Leafing through the KSE Annual Report for 2002, it is noted that the Karachi bourse was valued at a measly Rs343bn ($5 billion) on Oct 31, 2001. With the listing of Standard Chartered Bank (SCB Pakistan), which added Rs200bn, the market capitalisation of the KSE this week hit the new high at Rs3,393bn ($57.8bn).
Randomly selected stocks which have shown outstanding performance in various sectors since the end of 2002 include: Pakistan Oilfields which was priced at Rs144 on Oct 31, 2002 and is now trading at Rs336; PSO rising from Rs195 to Rs361; Adamjee, which shot up from Rs46 to Rs209.
But two that takes the cake are banks: the MCB stock priced at Rs33 four and a half years ago is now up for sale at the market at Rs286 and the price of National Bank stock closed last Friday at Rs247. A little over four years ago, it looked a little ‘expensive’ at Rs26 a share!
The painfully important question is: Who really has benefited from the stock boom.
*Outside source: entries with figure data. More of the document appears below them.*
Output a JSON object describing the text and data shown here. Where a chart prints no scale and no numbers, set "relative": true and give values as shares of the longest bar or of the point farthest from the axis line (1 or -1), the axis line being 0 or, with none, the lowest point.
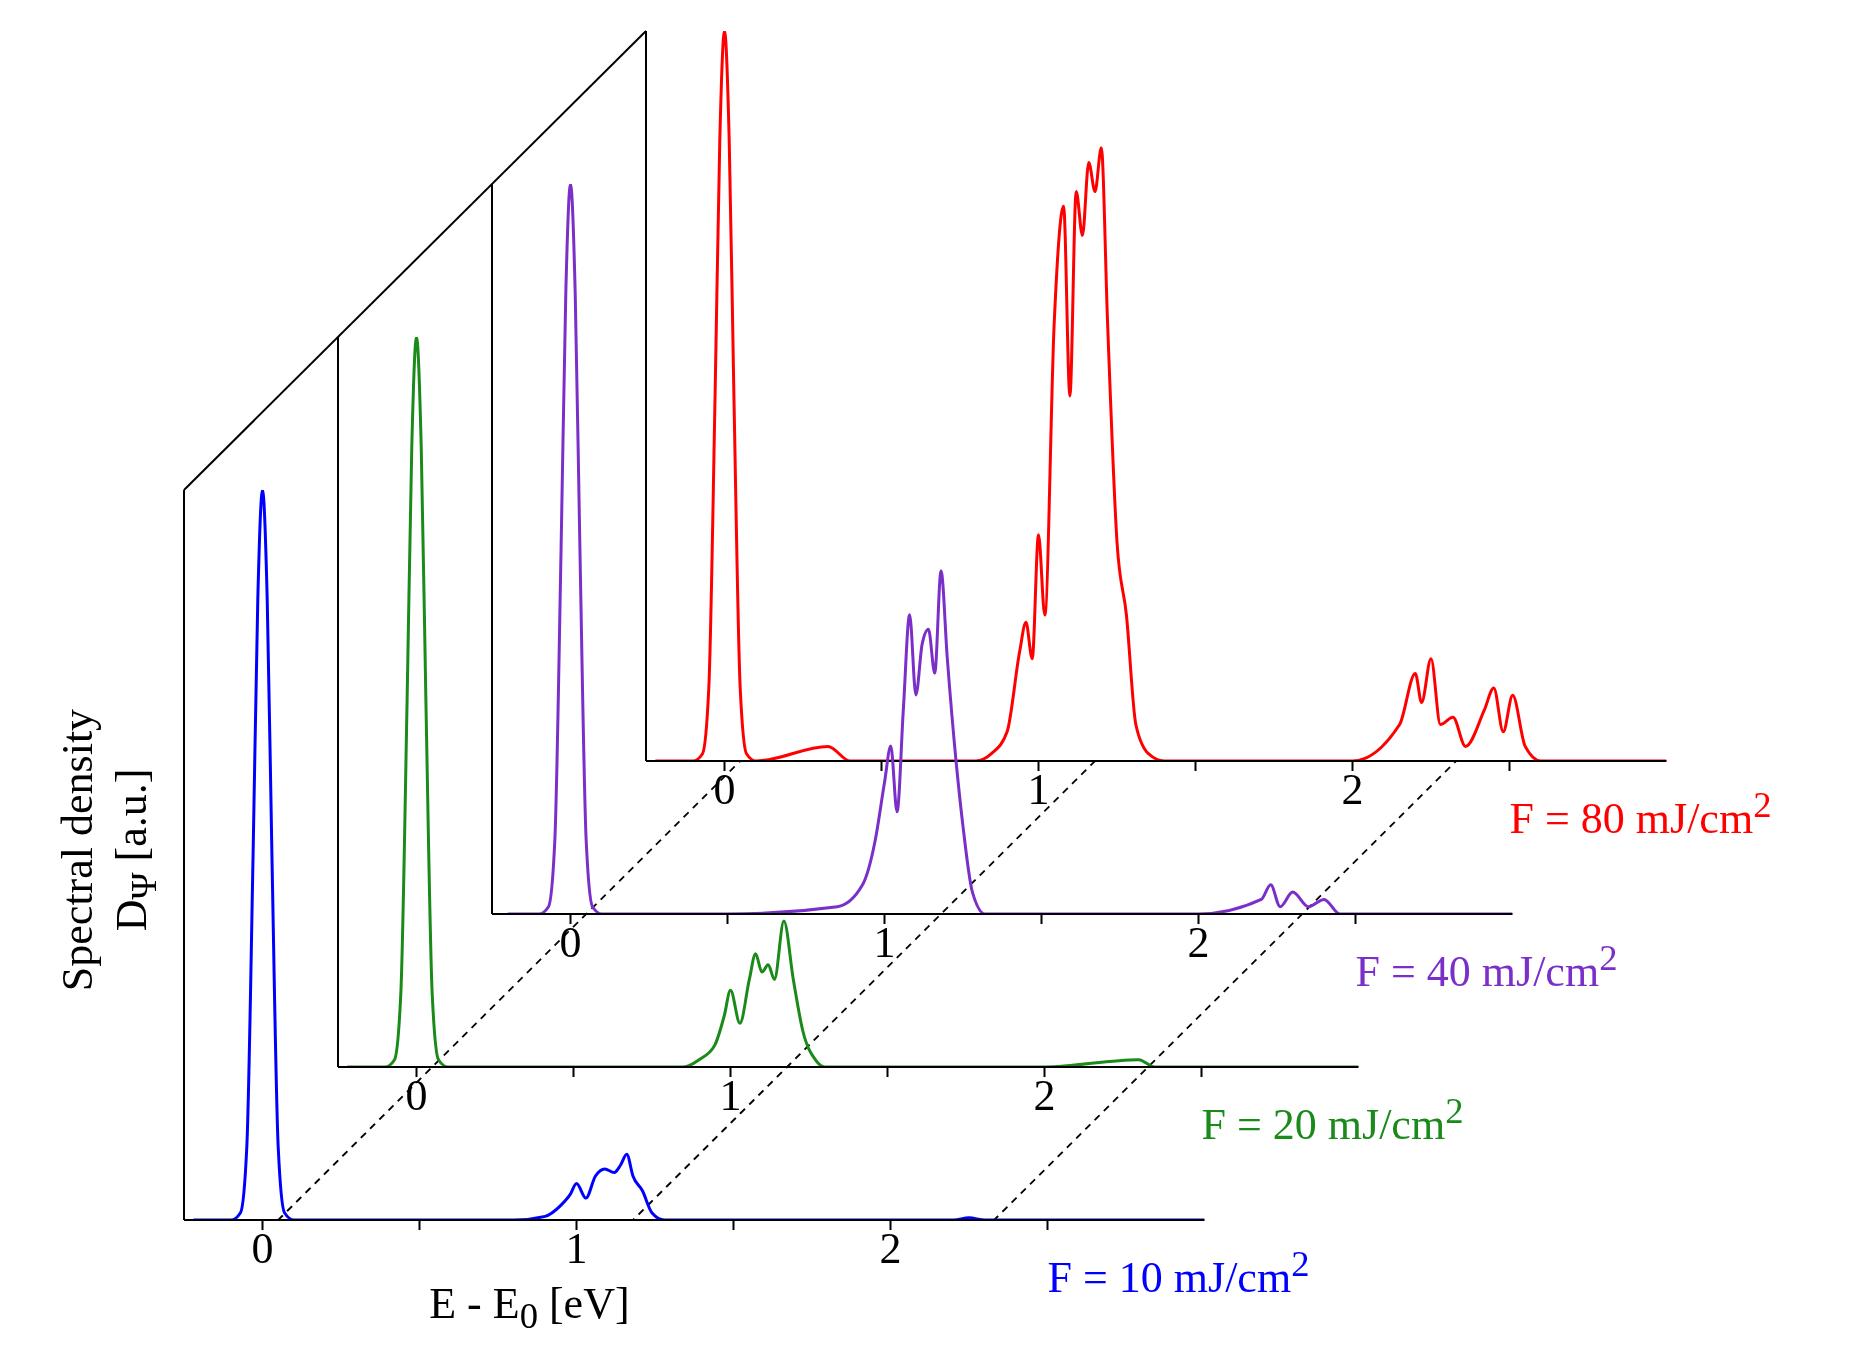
{
  "chart_data": [
    {
      "type": "line",
      "relative": true,
      "marker": "none",
      "line_style": "solid",
      "xlim": [
        -0.25,
        3
      ],
      "xticks": [
        0,
        {
          "value": 0.5,
          "label": null
        },
        1,
        {
          "value": 1.5,
          "label": null
        },
        2,
        {
          "value": 2.5,
          "label": null
        }
      ],
      "x": [
        -0.22,
        -0.1,
        -0.07,
        -0.05,
        -0.03,
        -0.015,
        0,
        0.015,
        0.03,
        0.05,
        0.07,
        0.1,
        0.33,
        0.4,
        0.8,
        0.85,
        0.9,
        0.94,
        0.96,
        0.98,
        1.0,
        1.02,
        1.05,
        1.08,
        1.1,
        1.12,
        1.14,
        1.16,
        1.18,
        1.2,
        1.22,
        1.25,
        1.28,
        1.31,
        1.35,
        1.4,
        2.0,
        2.15,
        2.2,
        2.22,
        2.25,
        2.28,
        2.32,
        2.36,
        2.42,
        2.45,
        2.48,
        2.51,
        2.55,
        2.6,
        3.0
      ],
      "series": [
        {
          "name": "F = 80 mJ/cm$^{2}$",
          "color": "#ff0000",
          "values": [
            0,
            0,
            0.01,
            0.1,
            0.5,
            0.85,
            1,
            0.85,
            0.5,
            0.1,
            0.01,
            0,
            0.02,
            0,
            0,
            0.01,
            0.04,
            0.15,
            0.19,
            0.14,
            0.31,
            0.2,
            0.6,
            0.76,
            0.5,
            0.78,
            0.72,
            0.82,
            0.78,
            0.84,
            0.6,
            0.3,
            0.2,
            0.05,
            0.01,
            0,
            0,
            0.05,
            0.12,
            0.08,
            0.14,
            0.05,
            0.06,
            0.02,
            0.07,
            0.1,
            0.04,
            0.09,
            0.02,
            0,
            0
          ]
        }
      ]
    },
    {
      "type": "line",
      "relative": true,
      "marker": "none",
      "line_style": "solid",
      "xlim": [
        -0.25,
        3
      ],
      "xticks": [
        0,
        {
          "value": 0.5,
          "label": null
        },
        1,
        {
          "value": 1.5,
          "label": null
        },
        2,
        {
          "value": 2.5,
          "label": null
        }
      ],
      "x": [
        -0.2,
        -0.1,
        -0.07,
        -0.05,
        -0.03,
        -0.015,
        0,
        0.015,
        0.03,
        0.05,
        0.07,
        0.1,
        0.5,
        0.85,
        0.93,
        0.97,
        1.0,
        1.02,
        1.04,
        1.06,
        1.08,
        1.1,
        1.12,
        1.14,
        1.16,
        1.18,
        1.2,
        1.23,
        1.25,
        1.28,
        1.32,
        2.0,
        2.2,
        2.23,
        2.26,
        2.3,
        2.35,
        2.4,
        2.45,
        3.0
      ],
      "series": [
        {
          "name": "F = 40 mJ/cm$^{2}$",
          "color": "#7b2fc9",
          "values": [
            0,
            0,
            0.01,
            0.1,
            0.5,
            0.85,
            1,
            0.85,
            0.5,
            0.1,
            0.01,
            0,
            0,
            0.01,
            0.04,
            0.1,
            0.18,
            0.23,
            0.14,
            0.28,
            0.41,
            0.3,
            0.37,
            0.39,
            0.33,
            0.47,
            0.35,
            0.2,
            0.12,
            0.03,
            0,
            0,
            0.02,
            0.04,
            0.01,
            0.03,
            0.01,
            0.02,
            0,
            0
          ]
        }
      ]
    },
    {
      "type": "line",
      "relative": true,
      "marker": "none",
      "line_style": "solid",
      "xlim": [
        -0.25,
        3
      ],
      "xticks": [
        0,
        {
          "value": 0.5,
          "label": null
        },
        1,
        {
          "value": 1.5,
          "label": null
        },
        2,
        {
          "value": 2.5,
          "label": null
        }
      ],
      "x": [
        -0.22,
        -0.1,
        -0.07,
        -0.05,
        -0.03,
        -0.015,
        0,
        0.015,
        0.03,
        0.05,
        0.07,
        0.1,
        0.5,
        0.85,
        0.9,
        0.95,
        0.98,
        1.0,
        1.03,
        1.06,
        1.08,
        1.1,
        1.12,
        1.14,
        1.17,
        1.2,
        1.23,
        1.27,
        1.3,
        2.0,
        2.3,
        2.35,
        3.0
      ],
      "series": [
        {
          "name": "F = 20 mJ/cm$^{2}$",
          "color": "#1a8a1a",
          "values": [
            0,
            0,
            0.01,
            0.1,
            0.5,
            0.85,
            1,
            0.85,
            0.5,
            0.1,
            0.01,
            0,
            0,
            0,
            0.01,
            0.03,
            0.07,
            0.105,
            0.06,
            0.12,
            0.155,
            0.13,
            0.14,
            0.12,
            0.2,
            0.12,
            0.05,
            0.01,
            0,
            0,
            0.01,
            0,
            0
          ]
        }
      ]
    },
    {
      "type": "line",
      "relative": true,
      "marker": "none",
      "line_style": "solid",
      "xlim": [
        -0.25,
        3
      ],
      "xticks": [
        0,
        {
          "value": 0.5,
          "label": null
        },
        1,
        {
          "value": 1.5,
          "label": null
        },
        2,
        {
          "value": 2.5,
          "label": null
        }
      ],
      "xlabel": "E - E$_{0}$  [eV]",
      "ylabel": "Spectral density\nD$_{Ψ}$  [a.u.]",
      "x": [
        -0.22,
        -0.1,
        -0.07,
        -0.05,
        -0.03,
        -0.015,
        0,
        0.015,
        0.03,
        0.05,
        0.07,
        0.1,
        0.4,
        0.8,
        0.9,
        0.95,
        0.98,
        1.0,
        1.03,
        1.06,
        1.09,
        1.12,
        1.14,
        1.16,
        1.18,
        1.21,
        1.24,
        1.28,
        1.5,
        2.2,
        2.25,
        2.3,
        3.0
      ],
      "series": [
        {
          "name": "F = 10 mJ/cm$^{2}$",
          "color": "#0000ff",
          "values": [
            0,
            0,
            0.01,
            0.1,
            0.5,
            0.85,
            1,
            0.85,
            0.5,
            0.1,
            0.01,
            0,
            0,
            0,
            0.005,
            0.02,
            0.035,
            0.05,
            0.03,
            0.06,
            0.07,
            0.065,
            0.075,
            0.09,
            0.06,
            0.04,
            0.01,
            0,
            0,
            0,
            0.003,
            0,
            0
          ]
        }
      ]
    }
  ]
}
We know that the government did for it owns nearly half the market. Sponsors saw sharp rise in value of their investments in the nearly 7 per cent equity that they hold in their companies.
Financial institutions (banks, DFIs, mutual funds; insurance companies and others) could multiply total assets, by revaluation of their investments. The various market participants turned from millionaires to billionaires. The one standing on the sidelines and watching with awe looks like the small investor.
In the country with population of 160 million people, estimates suggest that not more than 150,000 people dabble in shares. Sadly most of them do so in short-term, speculation and as Nadeem Naqvi, CEO at AKD Securities famously remarked: “For every one story of great fortune in stock market speculation, there are ninety nine stories of losses”.
But back to the phenomenal rise in stock market capitalisation over the recent years. The interest in the country’s capital market rejuvenated shortly after 9/11 of 2001. That was the ‘tipping point’. Over the years, the market capitalisation has witnessed growth both due to the increase in value of already traded shares as well as the listing of some of the mega stocks.
It would require a bit of calculations by analysts’ to figure out how much of the increase could be attributed to the government’s offer of equity from its fully-held large sized units. Under the process of privatisation, in the previous five years, the government has offered equity in several big units to the public through IPOs.
Some of those include Oil & Gas Development Company (OGDC); Pakistan Petroleum Limited (PPL); Kot Addu Power Company (Kapco); the secondary offering in National Bank of Pakistan and others. Add to that the country’s venture into foreign markets in terms of GDRs including those of Muslim Commercial Bank (MCB) and OGDC.
Banking stocks now accounts for highest 31 per cent of market capitalisation. E&P sector, which early last year was the leader has dropped to the second place, but still contributing 22 per cent to market cap.
The KSE index of 100 shares is at the moment doddering at the height of over 12,000 points. But the bulls believe there is still room for it to rise. Without attempting to take the bull by the horn, the bears (of only few are found) offer suggestion to the investor: ‘caveat emptor’ (buyer beware!).